2017 will undoubtedly see rapid growth as well, with many projects already in the pipeline, and large tenders already released by SECI for educational institutions for 500 MW, and government building rooftops for 1000 MW. Even if those full capacities are not installed, they will significantly increase volumes in those segments, making an acceleration of growth likely, with continued organic growth in the commercial and industrial rooftop segments.
However, there are some possible changes in the upcoming budget which would dampen growth in the solar industry, particularly when taken in combination with the impact of GST, which will add to the indirect taxes applicable to solar projects.
One change which would have an especially negative impact on rooftop solar would be the reduction of accelerated depreciation, which the Finance Ministry had announced last year. As the utility scale solar industry has matured, accelerated depreciation has become less important as a driver in that segment.
However, for rooftop projects, it remains an important driver.When accelerated depreciation was suddenly removed for wind projects a few years ago, the industry saw an immediate contraction, leading the government to re-instate it a year later. While the announced reduction would be more gradual, it would certainly have a negative impact, and it is hard to see India achieving the 40 GW rooftop target in the absence of this support.
Rooftop solar has many benefits for individual consumers and for the country as a whole. Unlike utility-scale plants, rooftop solar has negligible transmission losses, and does not require additional infrastructure to be built. Utility-scale wind and solar projects are indirectly subsidized by concessional rates for use of grid infrastructure compared to conventional power. But rooftop solar does not receive any such support, despite its greater benefits to the transmission grid.
If full accelerated depreciation could be retained at least for for rooftop solar projects, this would keep the sector on its current growth track and make the country’s goals achievable.A second impact anticipated is the removal of the income tax holiday (Section 80-IA) for power generators. Again, this change is not aimed at the solar industry specifically, but it will negatively impact it. By our calculation, this change alone will increase solar tariffs to consumers by close to 5%.
In utility-scale solar, it is relatively straightforward for the central and state governments to achieve their goals. They can simply call for a tender of the desired capacity, and the industry will bid competitive to build the projects. Even harnessing government building rooftops can be driven through the same tender route.

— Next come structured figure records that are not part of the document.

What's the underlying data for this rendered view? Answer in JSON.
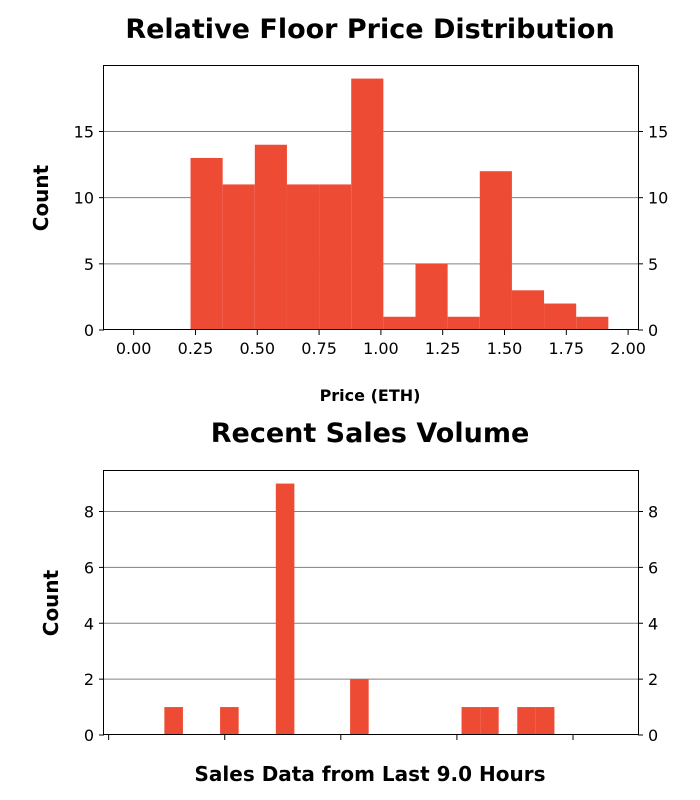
{
  "chart_data": [
    {
      "type": "bar",
      "title": "Relative Floor Price Distribution",
      "xlabel": "Price (ETH)",
      "ylabel": "Count",
      "xlim": [
        -0.12,
        2.04
      ],
      "ylim": [
        0,
        19.95
      ],
      "x_ticks": [
        "0.00",
        "0.25",
        "0.50",
        "0.75",
        "1.00",
        "1.25",
        "1.50",
        "1.75",
        "2.00"
      ],
      "y_ticks": [
        "0",
        "5",
        "10",
        "15"
      ],
      "grid": "horizontal",
      "bar_color": "#EE4B35",
      "bins": [
        {
          "x0": 0.23,
          "x1": 0.36,
          "count": 13
        },
        {
          "x0": 0.36,
          "x1": 0.49,
          "count": 11
        },
        {
          "x0": 0.49,
          "x1": 0.62,
          "count": 14
        },
        {
          "x0": 0.62,
          "x1": 0.75,
          "count": 11
        },
        {
          "x0": 0.75,
          "x1": 0.88,
          "count": 11
        },
        {
          "x0": 0.88,
          "x1": 1.01,
          "count": 19
        },
        {
          "x0": 1.01,
          "x1": 1.14,
          "count": 1
        },
        {
          "x0": 1.14,
          "x1": 1.27,
          "count": 5
        },
        {
          "x0": 1.27,
          "x1": 1.4,
          "count": 1
        },
        {
          "x0": 1.4,
          "x1": 1.53,
          "count": 12
        },
        {
          "x0": 1.53,
          "x1": 1.66,
          "count": 3
        },
        {
          "x0": 1.66,
          "x1": 1.79,
          "count": 2
        },
        {
          "x0": 1.79,
          "x1": 1.92,
          "count": 1
        }
      ]
    },
    {
      "type": "bar",
      "title": "Recent Sales Volume",
      "xlabel": "Sales Data from Last 9.0 Hours",
      "ylabel": "Count",
      "xlim": [
        -0.1,
        11.4
      ],
      "ylim": [
        0,
        9.45
      ],
      "x_ticks": [
        "",
        "",
        "",
        "",
        ""
      ],
      "x_tick_values": [
        0,
        2.5,
        5,
        7.5,
        10
      ],
      "y_ticks": [
        "0",
        "2",
        "4",
        "6",
        "8"
      ],
      "grid": "horizontal",
      "bar_color": "#EE4B35",
      "bin_width": 0.4,
      "bins": [
        {
          "x0": 1.2,
          "count": 1
        },
        {
          "x0": 2.4,
          "count": 1
        },
        {
          "x0": 3.6,
          "count": 9
        },
        {
          "x0": 5.2,
          "count": 2
        },
        {
          "x0": 7.6,
          "count": 1
        },
        {
          "x0": 8.0,
          "count": 1
        },
        {
          "x0": 8.8,
          "count": 1
        },
        {
          "x0": 9.2,
          "count": 1
        }
      ]
    }
  ]
}
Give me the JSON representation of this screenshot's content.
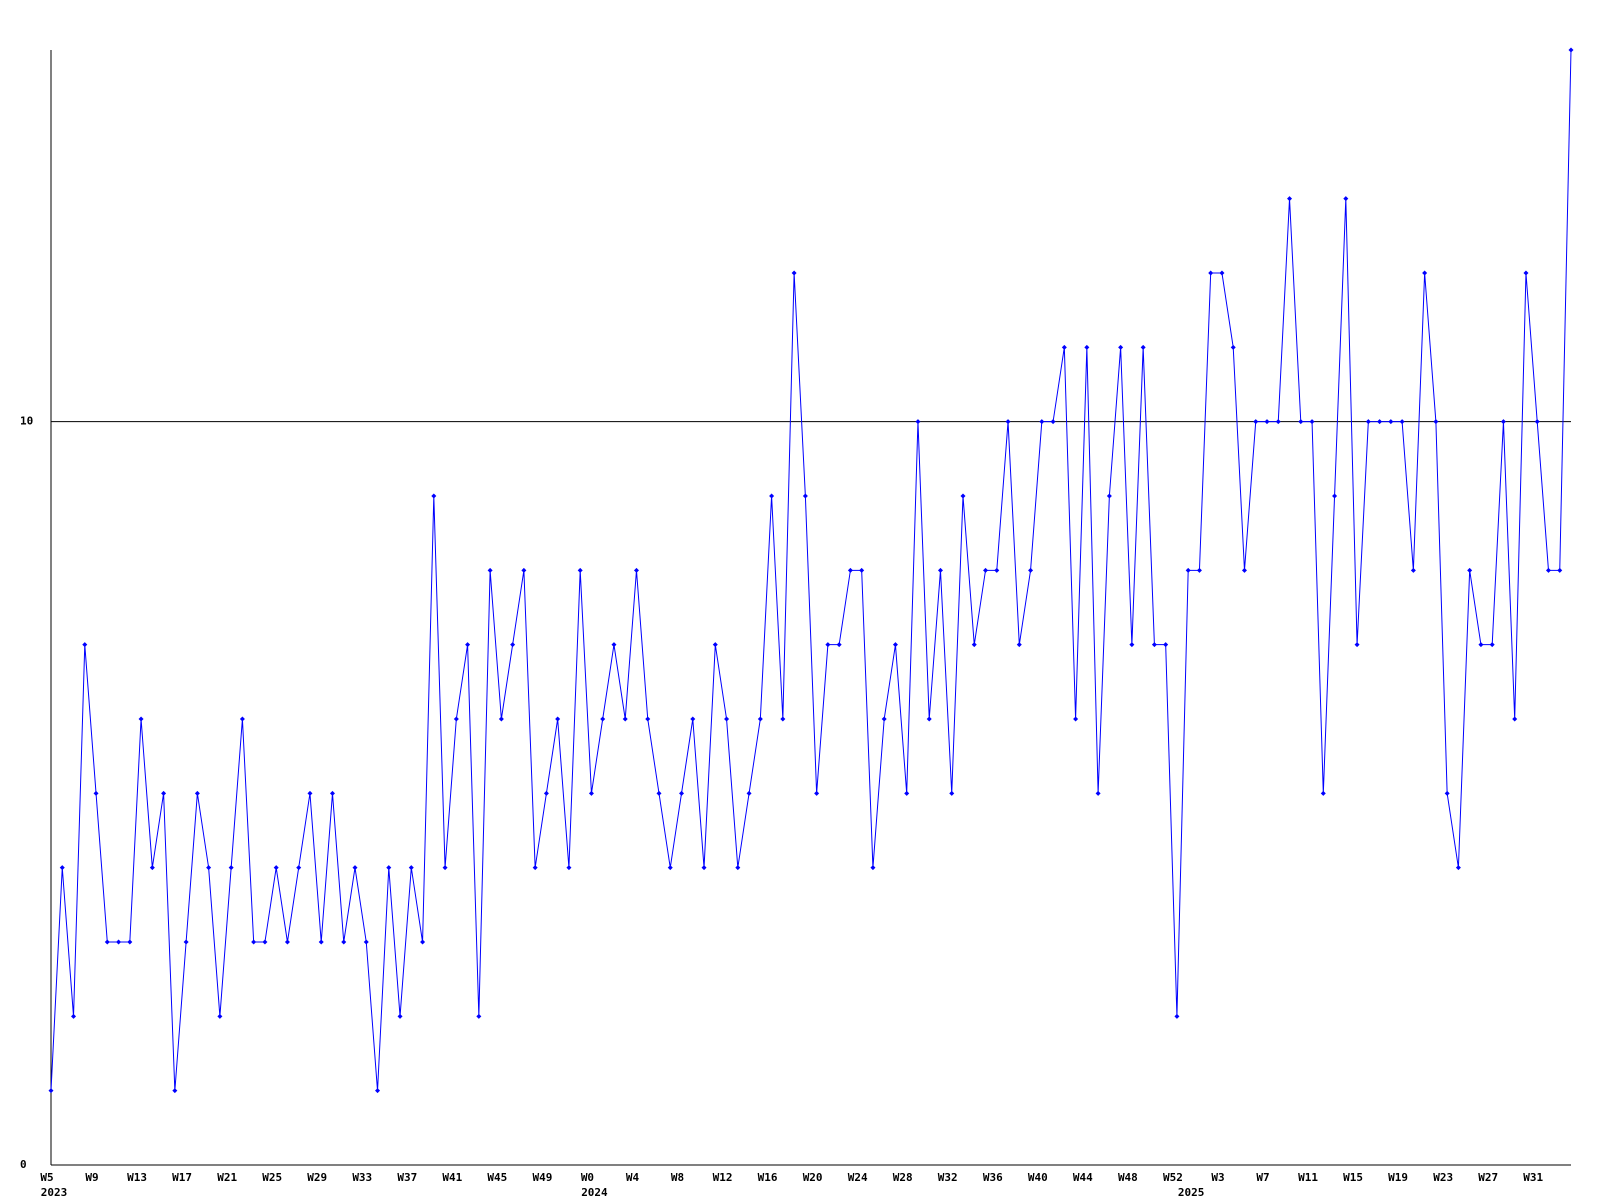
{
  "chart_data": {
    "type": "line",
    "color": "#0000ff",
    "categories": [
      "W5",
      null,
      null,
      null,
      "W9",
      null,
      null,
      null,
      "W13",
      null,
      null,
      null,
      "W17",
      null,
      null,
      null,
      "W21",
      null,
      null,
      null,
      "W25",
      null,
      null,
      null,
      "W29",
      null,
      null,
      null,
      "W33",
      null,
      null,
      null,
      "W37",
      null,
      null,
      null,
      "W41",
      null,
      null,
      null,
      "W45",
      null,
      null,
      null,
      "W49",
      null,
      null,
      null,
      "W0",
      null,
      null,
      null,
      "W4",
      null,
      null,
      null,
      "W8",
      null,
      null,
      null,
      "W12",
      null,
      null,
      null,
      "W16",
      null,
      null,
      null,
      "W20",
      null,
      null,
      null,
      "W24",
      null,
      null,
      null,
      "W28",
      null,
      null,
      null,
      "W32",
      null,
      null,
      null,
      "W36",
      null,
      null,
      null,
      "W40",
      null,
      null,
      null,
      "W44",
      null,
      null,
      null,
      "W48",
      null,
      null,
      null,
      "W52",
      null,
      null,
      null,
      "W3",
      null,
      null,
      null,
      "W7",
      null,
      null,
      null,
      "W11",
      null,
      null,
      null,
      "W15",
      null,
      null,
      null,
      "W19",
      null,
      null,
      null,
      "W23",
      null,
      null,
      null,
      "W27",
      null,
      null,
      null,
      "W31",
      null,
      null,
      null
    ],
    "years": [
      "2023",
      null,
      null,
      null,
      null,
      null,
      null,
      null,
      null,
      null,
      null,
      null,
      null,
      null,
      null,
      null,
      null,
      null,
      null,
      null,
      null,
      null,
      null,
      null,
      null,
      null,
      null,
      null,
      null,
      null,
      null,
      null,
      null,
      null,
      null,
      null,
      null,
      null,
      null,
      null,
      null,
      null,
      null,
      null,
      null,
      null,
      null,
      null,
      "2024",
      null,
      null,
      null,
      null,
      null,
      null,
      null,
      null,
      null,
      null,
      null,
      null,
      null,
      null,
      null,
      null,
      null,
      null,
      null,
      null,
      null,
      null,
      null,
      null,
      null,
      null,
      null,
      null,
      null,
      null,
      null,
      null,
      null,
      null,
      null,
      null,
      null,
      null,
      null,
      null,
      null,
      null,
      null,
      null,
      null,
      null,
      null,
      null,
      null,
      null,
      null,
      null,
      "2025",
      null,
      null,
      null,
      null,
      null,
      null,
      null,
      null,
      null,
      null,
      null,
      null,
      null,
      null,
      null,
      null,
      null,
      null,
      null,
      null,
      null,
      null,
      null,
      null,
      null,
      null,
      null,
      null,
      null,
      null,
      null,
      null,
      null,
      null
    ],
    "values": [
      1,
      4,
      2,
      7,
      5,
      3,
      3,
      3,
      6,
      4,
      5,
      1,
      3,
      5,
      4,
      2,
      4,
      6,
      3,
      3,
      4,
      3,
      4,
      5,
      3,
      5,
      3,
      4,
      3,
      1,
      4,
      2,
      4,
      3,
      9,
      4,
      6,
      7,
      2,
      8,
      6,
      7,
      8,
      4,
      5,
      6,
      4,
      8,
      5,
      6,
      7,
      6,
      8,
      6,
      5,
      4,
      5,
      6,
      4,
      7,
      6,
      4,
      5,
      6,
      9,
      6,
      12,
      9,
      5,
      7,
      7,
      8,
      8,
      4,
      6,
      7,
      5,
      10,
      6,
      8,
      5,
      9,
      7,
      8,
      8,
      10,
      7,
      8,
      10,
      10,
      11,
      6,
      11,
      5,
      9,
      11,
      7,
      11,
      7,
      7,
      2,
      8,
      8,
      12,
      12,
      11,
      8,
      10,
      10,
      10,
      13,
      10,
      10,
      5,
      9,
      13,
      7,
      10,
      10,
      10,
      10,
      8,
      12,
      10,
      5,
      4,
      8,
      7,
      7,
      10,
      6,
      12,
      10,
      8,
      8,
      15
    ],
    "ylim": [
      0,
      15
    ],
    "yticks": [
      0,
      10
    ],
    "grid": true
  }
}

However, harnessing commercial and industrial rooftops requires a more indirect approach, through tax incentives and other supports. To simultaneously remove these supports and expect an acceleration of growth in the sector is unrealistic. Solar will continue its growth regardless of these policies, but the cumulative impact of these changes would be material, and would work in the opposite direction of the government’s stated goals in this area.